# French Vanilla Coffee Creamer??



## Little Moon (Dec 29, 2007)

I am totally addicted to the stuff, and would love a recipe to make some from my goat milk. Does anyone have a recipe to make this stuff?

Thanks,
Anne


----------



## Sondra (Oct 25, 2007)

FRENCH VANILLA COFFEE CREAMER

1 (14 oz) can sweetened condensed milk (regular, low fat, or fat free)
1 1/2 cups milk (or reconstituted fat free milk)
1 tablespoon vanilla extract

Combine all ingredients in a blender and blend well. Or, shake ingredients together in a jar until well blended.

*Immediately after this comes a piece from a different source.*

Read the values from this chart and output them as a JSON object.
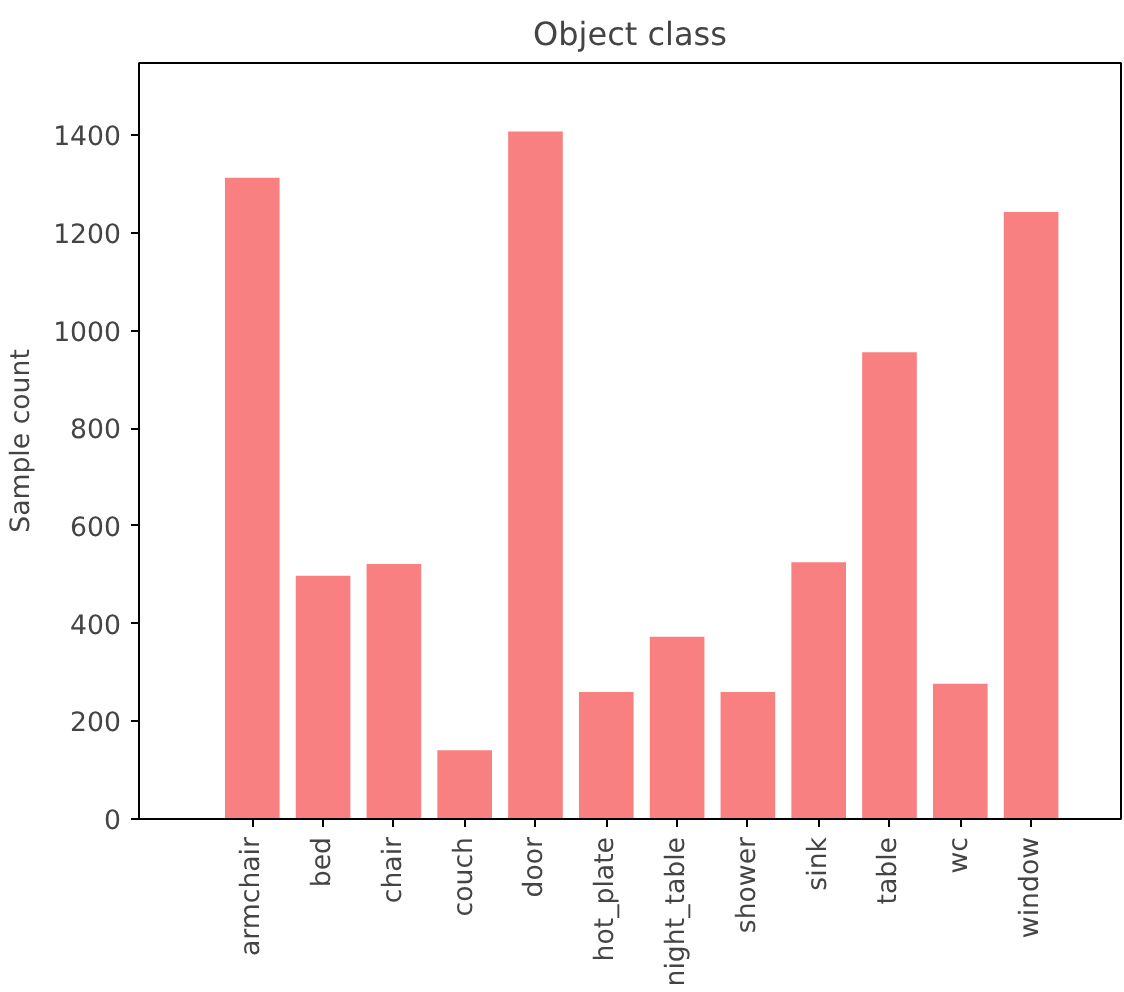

Store in the refrigerator. Will keep for approximately two weeks.

VARIATIONS:

Add specialty flavor syrups (like Torani) or:

FOR CHOCOLATE ALMOND COFFEE CREAMER:
Add 1 to 2 tablespoons unsweetened cocoa powder and 1 tsp almond extract

FOR ORANGE CAPPUCCINO COFFEE CREAMER:
Add 1 teaspoon almond extract and 1/2 teaspoon orange extract

FOR AMARETTO COFFEE CREAMER:
Add 1/2 teaspoon cinnamon and 1 teaspoon almond extract

FOR CHOCOLATE TRUFFLE MINT COFFEE CREAMER:
3 tablespoons unsweetened cocoa powder and 1 teaspoon peppermint extract.

Adapted from various online sources
MSG URL: http://www.recipelink.com/msgid/1425474


----------



## Little Moon (Dec 29, 2007)

Thanks Sondra. I will start experimenting right away. :biggrin

Anne


----------